June 29, 2000 Vol . 18, No. 5

Neanderthal debate settled

By Marianne Meadahl

An international research team led by a Simon Fraser University archaeologist has found conclusive evidence that European Neanderthals were top-level meat eaters, settling a long-standing debate over how carnivorous they were.

Michael Richards, a post-doctoral research fellow in SFU's archaeology department, says the study, published June 20 in the Proceedings of the National Academy of Science (and posted June 13 at (http://www.pnas.org), proves Neanderthals were not primarily scavengers but were high-level carnivores with adept hunting skills.

Archaeological evidence, in the form of remains of animal bones and stone tools used for hunting, has only provided a partial picture of Neanderthal diets, says Richards, currently at Oxford University. The other researchers are from Washington University, Northern Illinois University, the Croatian Academy of Sciences and the University of Zagreb.

"It is clear that animals were a part of Neanderthal diets, but it is impossible, from the archaeological evidence alone, to see the actual proportion of the diet that these animals made up," he explains.

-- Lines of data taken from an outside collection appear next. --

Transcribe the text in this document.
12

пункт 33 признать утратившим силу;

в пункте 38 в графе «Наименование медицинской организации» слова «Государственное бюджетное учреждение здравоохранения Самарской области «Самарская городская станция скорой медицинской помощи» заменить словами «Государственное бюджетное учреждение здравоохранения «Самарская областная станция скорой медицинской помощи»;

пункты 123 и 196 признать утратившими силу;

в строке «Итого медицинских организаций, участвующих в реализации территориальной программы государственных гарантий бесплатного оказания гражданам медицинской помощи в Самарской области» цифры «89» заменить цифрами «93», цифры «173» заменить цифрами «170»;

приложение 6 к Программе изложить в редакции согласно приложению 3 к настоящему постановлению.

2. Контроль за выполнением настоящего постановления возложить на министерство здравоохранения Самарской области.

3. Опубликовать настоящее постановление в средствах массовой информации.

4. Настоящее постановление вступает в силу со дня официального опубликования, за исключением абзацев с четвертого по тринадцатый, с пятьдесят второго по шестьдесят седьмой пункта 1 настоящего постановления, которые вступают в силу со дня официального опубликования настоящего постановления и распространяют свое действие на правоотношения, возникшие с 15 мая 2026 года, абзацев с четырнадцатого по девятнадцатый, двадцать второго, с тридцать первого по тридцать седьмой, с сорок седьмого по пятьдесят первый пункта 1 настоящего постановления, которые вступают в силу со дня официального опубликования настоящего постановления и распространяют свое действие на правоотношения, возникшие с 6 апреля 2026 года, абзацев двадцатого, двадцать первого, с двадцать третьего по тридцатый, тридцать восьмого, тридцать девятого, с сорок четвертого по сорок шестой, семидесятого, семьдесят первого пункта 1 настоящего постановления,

The research team used evidence from bone chemistry to identify the composition of Neanderthal diets. Researchers analysed the chemical composition of a jawbone and skull bone from two Neanderthals recently dated to about 28,000 years old. The bones were recovered at the Vindija cave site, located about 34 miles north of the Croatian capital of Zagreb.

The bone composition was then compared with other central European animals of the same time period. Richards says the stable isotope composition of the Neanderthal bones, and associated animal bones, shows that within their ecosystem Neanderthals had diets similar to other top carnivores, such as wolves, hyenas and lions. Their diet consisted of hunted herbivores and may have included mammoths, wild cattle and deer.

"Stable isotope analysis provides a direct measure of human diet, and our bones record the isotope signatures of the foods we have eaten in our lifetimes," explains Richards, who will return to SFU in July. "By measuring these isotope signatures in fossil bones we can reconstruct the diets of humans and animals from the past."

The new evidence suggests the Neanderthals may have been almost exclusively meat eaters. With a diet dominated by animal protein Neanderthals must have actively hunted animals, says Richards.

"This implies that Neanderthals had a high level of social interaction and organization in order to be able to hunt these animals so successfully," he concludes.

The same research team last fall used radiocarbon dating to determine that Neanderthals, commonly portrayed as prehistoric humans of limited capabilities who were driven to extinction by superior early modern humans, roamed central Europe as recently as 28,000 years ago.